Attention : pourquoi et comment les syndics font voter illégalement des augmentations d’« avance de trésorerie » ?
Comment échapper simplement à ces pratiques ?
À lire absolument
I. Les syndics en mal de « trésorerie » à placer à leur profit
Comme nous cessons de le dire, la perversion (c’est le mot juste) du « compte unique » (ou du faux compte séparé) est qu’il incite les syndics à mettre en place tous les moyens possibles pour augmenter en permanence la trésorerie disponible de leurs copropriétés, ce qui leur permet à eux, syndics, de générer un maximum de produits financiers sur leur compte (unique).

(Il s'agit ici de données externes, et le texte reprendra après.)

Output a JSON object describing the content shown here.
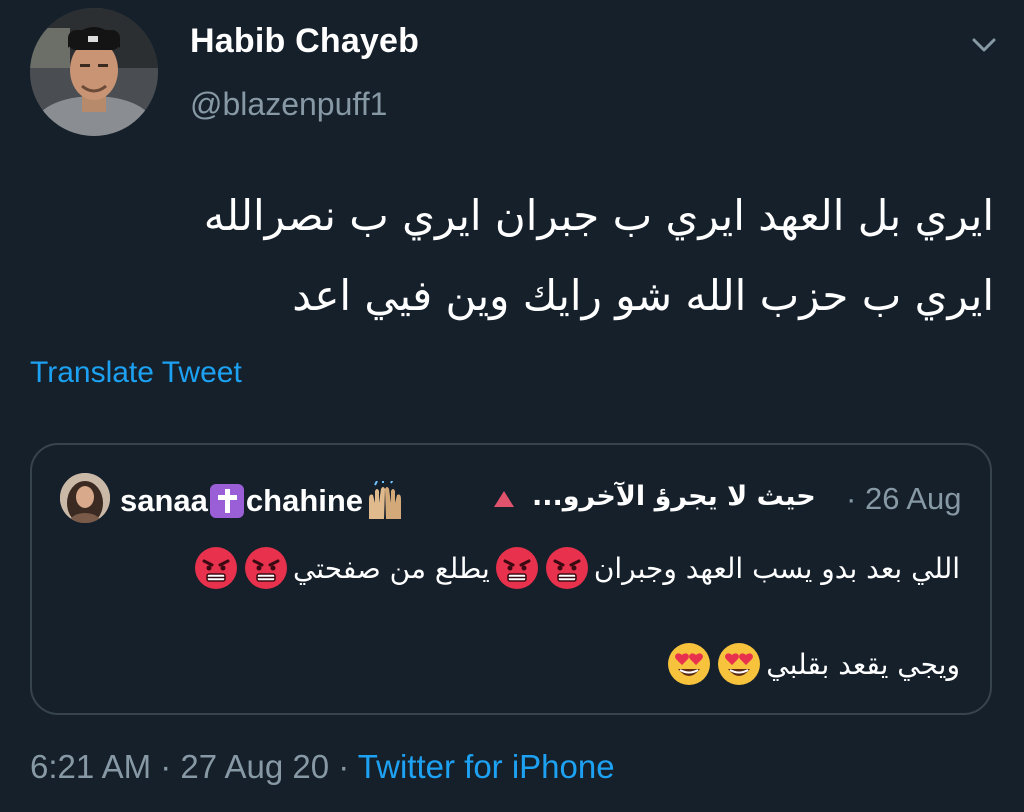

Pour cela les syndics ont mis en place de nombreuses pratiques préjudiciables à l’intérêt des copropriétaires, par exemple :
- paiement des fournisseurs le plus tard possible (entraînant une surfacturation des fournisseurs) ;
- augmentation des budgets prévisionnels annuels au-delà de ce qui est nécessaire ;
- maintien de fonds de roulement inutiles et manœuvres pour augmenter les avances existantes jamais placées au profit des copropriétaires... ;
- absence de répartition des produits en fin d’exercice ;
- lancement des travaux le plus tard possible après l’envoi des appels de fonds, etc. ;
Un de ces moyens est de maintenir et d’augmenter en permanence des fonds appelés abusivement « avance permanente de trésorerie ».
Nous allons voir - à partir d’exemples précis liés à des assemblées générales 2013 en préparation - à la fois comment pratiquent beaucoup de syndics et à la fois pourquoi ils sont si souvent dans l’illégalité.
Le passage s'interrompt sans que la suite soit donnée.